Abstract
Background and Study Aims: Treatment options for unresectable hepatic hilar strictures include percutaneous
or endoscopic stent insertion, using either standard Teflon or self-expanding metal
endoprostheses. The use of Teflon stents is complicated by stent migration and high
occlusion rates. Published series of endoscopically placed metal stents have not concentrated
on their use in the treatment of high-grade hilar strictures (Bismuth grades II and
III). We therefore undertook a prospective and open pilot study to evaluate the efficacy
of endoscopically placed metal endoprostheses in the palliation of jaundice due to
high-grade hilar strictures.
Patients and Methods: Self-expanding metal stents were placed endoscopically in 17 patients (nine women,
eight men; median age 64 years, range 33-77). Of the 17 malignancies 11 patients (65 %)
had a diagnosis of cholangiocarcinoma, and 12 (71 %) had Bismuth grade III strictures.
Results: The stents were inserted successfully in all 17 patients. Adequate drainage, as demonstrated
by a significant reduction in bilirubin, was achieved in 15 (88 %); the two patients
in whom drainage failed had extensive intrahepatic disease. Early complications (cholangitis)
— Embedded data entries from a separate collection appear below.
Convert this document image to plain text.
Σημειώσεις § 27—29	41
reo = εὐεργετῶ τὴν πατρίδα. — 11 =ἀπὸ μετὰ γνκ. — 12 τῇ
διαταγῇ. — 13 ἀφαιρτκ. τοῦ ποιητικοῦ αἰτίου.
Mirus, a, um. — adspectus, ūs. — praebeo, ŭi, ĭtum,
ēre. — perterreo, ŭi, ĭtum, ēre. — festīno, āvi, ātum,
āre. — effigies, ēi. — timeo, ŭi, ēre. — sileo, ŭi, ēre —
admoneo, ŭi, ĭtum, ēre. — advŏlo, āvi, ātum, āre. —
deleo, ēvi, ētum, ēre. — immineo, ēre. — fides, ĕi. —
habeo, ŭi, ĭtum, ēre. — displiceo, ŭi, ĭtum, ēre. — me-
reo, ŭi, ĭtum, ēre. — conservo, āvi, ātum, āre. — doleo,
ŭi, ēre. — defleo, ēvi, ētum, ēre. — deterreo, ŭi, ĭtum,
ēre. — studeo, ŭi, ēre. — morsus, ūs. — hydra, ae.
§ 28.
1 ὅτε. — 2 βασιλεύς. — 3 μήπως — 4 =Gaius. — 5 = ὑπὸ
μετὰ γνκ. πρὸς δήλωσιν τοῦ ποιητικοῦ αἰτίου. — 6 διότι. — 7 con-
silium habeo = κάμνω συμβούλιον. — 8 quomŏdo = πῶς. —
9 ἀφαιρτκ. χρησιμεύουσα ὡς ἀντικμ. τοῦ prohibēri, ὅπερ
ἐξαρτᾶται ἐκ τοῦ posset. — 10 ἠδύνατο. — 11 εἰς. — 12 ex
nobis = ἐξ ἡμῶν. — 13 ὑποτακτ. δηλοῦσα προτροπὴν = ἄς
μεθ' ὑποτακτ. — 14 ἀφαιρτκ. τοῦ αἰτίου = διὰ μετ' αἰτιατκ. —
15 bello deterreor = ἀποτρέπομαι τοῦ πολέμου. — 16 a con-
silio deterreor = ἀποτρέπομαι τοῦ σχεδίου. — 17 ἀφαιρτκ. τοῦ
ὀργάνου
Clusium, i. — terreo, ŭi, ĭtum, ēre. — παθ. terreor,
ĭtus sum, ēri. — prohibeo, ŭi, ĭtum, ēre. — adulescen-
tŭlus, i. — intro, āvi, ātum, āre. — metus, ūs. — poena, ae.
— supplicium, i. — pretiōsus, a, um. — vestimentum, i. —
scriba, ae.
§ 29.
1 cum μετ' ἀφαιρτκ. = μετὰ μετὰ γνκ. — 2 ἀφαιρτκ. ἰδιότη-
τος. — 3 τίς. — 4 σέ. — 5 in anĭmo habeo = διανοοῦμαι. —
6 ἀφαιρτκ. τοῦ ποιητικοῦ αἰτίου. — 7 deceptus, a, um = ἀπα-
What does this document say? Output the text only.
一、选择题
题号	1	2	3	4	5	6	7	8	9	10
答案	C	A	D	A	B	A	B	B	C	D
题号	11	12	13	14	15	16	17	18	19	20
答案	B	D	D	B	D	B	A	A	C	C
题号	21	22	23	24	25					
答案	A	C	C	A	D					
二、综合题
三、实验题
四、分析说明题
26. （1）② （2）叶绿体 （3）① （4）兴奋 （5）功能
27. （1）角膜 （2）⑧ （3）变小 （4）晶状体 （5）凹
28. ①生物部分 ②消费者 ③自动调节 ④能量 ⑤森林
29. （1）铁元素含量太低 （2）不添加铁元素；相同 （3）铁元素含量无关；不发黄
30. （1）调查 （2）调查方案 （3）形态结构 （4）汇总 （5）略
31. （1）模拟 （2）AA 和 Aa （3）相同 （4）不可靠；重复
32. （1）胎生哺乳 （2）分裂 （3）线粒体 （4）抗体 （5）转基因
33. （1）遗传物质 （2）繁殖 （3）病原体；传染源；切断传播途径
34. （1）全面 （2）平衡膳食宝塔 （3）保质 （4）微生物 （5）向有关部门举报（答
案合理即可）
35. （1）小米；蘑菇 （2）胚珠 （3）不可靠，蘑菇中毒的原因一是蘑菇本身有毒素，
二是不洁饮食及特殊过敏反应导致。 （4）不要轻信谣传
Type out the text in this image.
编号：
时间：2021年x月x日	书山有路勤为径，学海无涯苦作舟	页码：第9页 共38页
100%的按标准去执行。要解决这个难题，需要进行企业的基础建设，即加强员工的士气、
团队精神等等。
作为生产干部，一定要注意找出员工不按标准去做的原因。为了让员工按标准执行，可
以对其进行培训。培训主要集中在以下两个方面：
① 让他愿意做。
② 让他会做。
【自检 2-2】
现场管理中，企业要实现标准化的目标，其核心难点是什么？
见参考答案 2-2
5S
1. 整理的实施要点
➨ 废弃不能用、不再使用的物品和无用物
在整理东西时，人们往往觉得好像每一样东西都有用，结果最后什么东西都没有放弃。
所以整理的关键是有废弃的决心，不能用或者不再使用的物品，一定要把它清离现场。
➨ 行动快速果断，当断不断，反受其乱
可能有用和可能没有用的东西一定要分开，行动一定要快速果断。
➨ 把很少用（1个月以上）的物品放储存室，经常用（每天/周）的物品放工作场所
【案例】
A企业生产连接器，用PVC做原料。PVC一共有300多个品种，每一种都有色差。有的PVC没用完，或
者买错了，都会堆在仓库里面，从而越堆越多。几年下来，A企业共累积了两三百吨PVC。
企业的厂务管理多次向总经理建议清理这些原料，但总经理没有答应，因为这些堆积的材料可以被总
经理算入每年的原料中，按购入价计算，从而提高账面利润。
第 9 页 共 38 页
developed in one patient (6 %), and there were seven late complications (41 %) in
five patients (four occluded stents and three cases of duodenal compression). The
stent patency appeared to be prolonged (median stent patency 12 months, range 1.5-24
months, in patients surviving five months or more). The median survival was ten months
(range 1-48 months) after stent insertion. All of the patients died during follow-up.
Conclusions: These results suggest that endoscopically placed metal stents offer effective palliation
for high-grade hilar malignancies, although controlled trials comparing the use of
metal and Teflon endoprostheses in this patient group are required.